OPENING | Thursday, 11th October, 6-8pm
GUEST SPEAKER | Professor Kay Lawrence
ARTIST TALK | Saturday, 20th October, 2-3:30pm
Genealogical Ghostscapes is a practice-led response to some of the knots, gaps, touchy spots, shameful secrets, unknowable pasts and ‘ghostscapes’ which plague the history of this colonised country of Australia. Ghostscapes is a term I have created to describe the haunting effects of people upon places, and places upon people, and in turn how these entangled interconnected pasts continue to affect today. This exhibition has grown from research into the tangled threads of my own South Australian settler colonial family archives dating back to 1838, alongside investigations into local and national archived collections and documents. Australian histories are made up of countless messy and confronting tangles, but many of these are hidden away, neatened up, buried or disavowed all together. Rather than continue to deny these pasts, I see my art as contributing to a national movement towards recognition; recognising not only the details surrounding colonisation but acknowledging how the same practices continue today.

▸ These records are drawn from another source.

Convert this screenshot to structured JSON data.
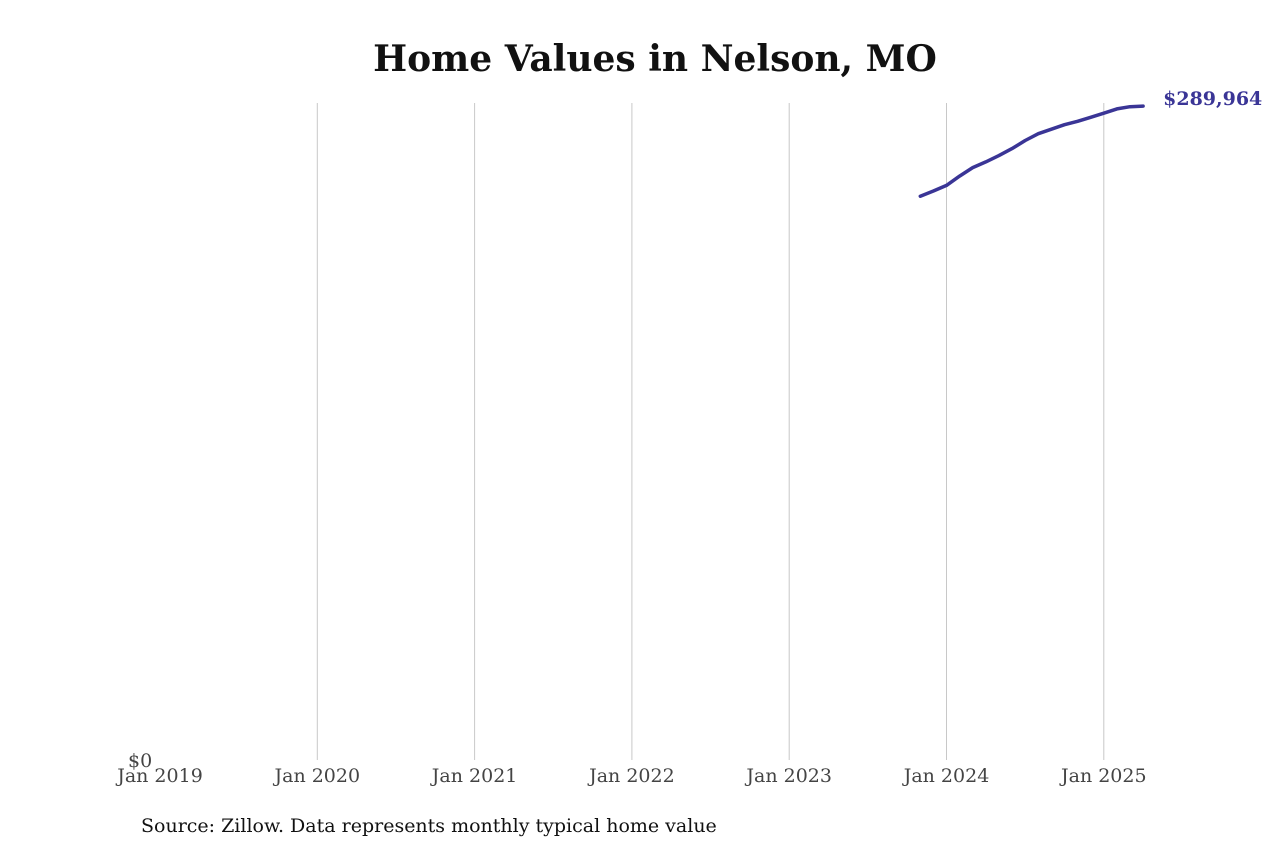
{
  "chart_data": {
    "type": "line",
    "title": "Home Values in Nelson, MO",
    "xlabel": "",
    "ylabel": "",
    "x_ticks": [
      "Jan 2019",
      "Jan 2020",
      "Jan 2021",
      "Jan 2022",
      "Jan 2023",
      "Jan 2024",
      "Jan 2025"
    ],
    "y_ticks": [
      "$0"
    ],
    "ylim": [
      0,
      290000
    ],
    "grid": "vertical",
    "series": [
      {
        "color": "#3a3596",
        "end_label": "$289,964",
        "x": [
          "2023-11",
          "2023-12",
          "2024-01",
          "2024-02",
          "2024-03",
          "2024-04",
          "2024-05",
          "2024-06",
          "2024-07",
          "2024-08",
          "2024-09",
          "2024-10",
          "2024-11",
          "2024-12",
          "2025-01",
          "2025-02",
          "2025-03",
          "2025-04"
        ],
        "values": [
          250000,
          252300,
          254800,
          258900,
          262700,
          265200,
          268000,
          271100,
          274700,
          277700,
          279700,
          281700,
          283200,
          285000,
          286800,
          288700,
          289700,
          289964
        ]
      }
    ]
  },
  "source_note": "Source: Zillow. Data represents monthly typical home value"
}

Significantly my art, making processes and installations identify the domestic realm as critical to settler colonisation. Despite the long disparagement of “women’s work”, house-keeping – including cleaning, washing, tidying, preparing comforts, decorating and displaying, gardening and more – are settler colonial practices, passed along for generations and enacted to possess and in turn dispossess. My research dwells within these under-scrutinised practices, especially through repetitive textile and home-craft traditions. By reinvoking homely methods, such as embroidery, quilting, or shell collecting, and carrying them out care-fully, I hope to give these colonising inheritances new trajectories into traditions which bring recognition to knotty pasts.
Genealogical Ghostscapes is the culmination of Sera Waters’ postdoctoral research (2014-2018).
Sera Waters is represented by Hugo Michell Gallery.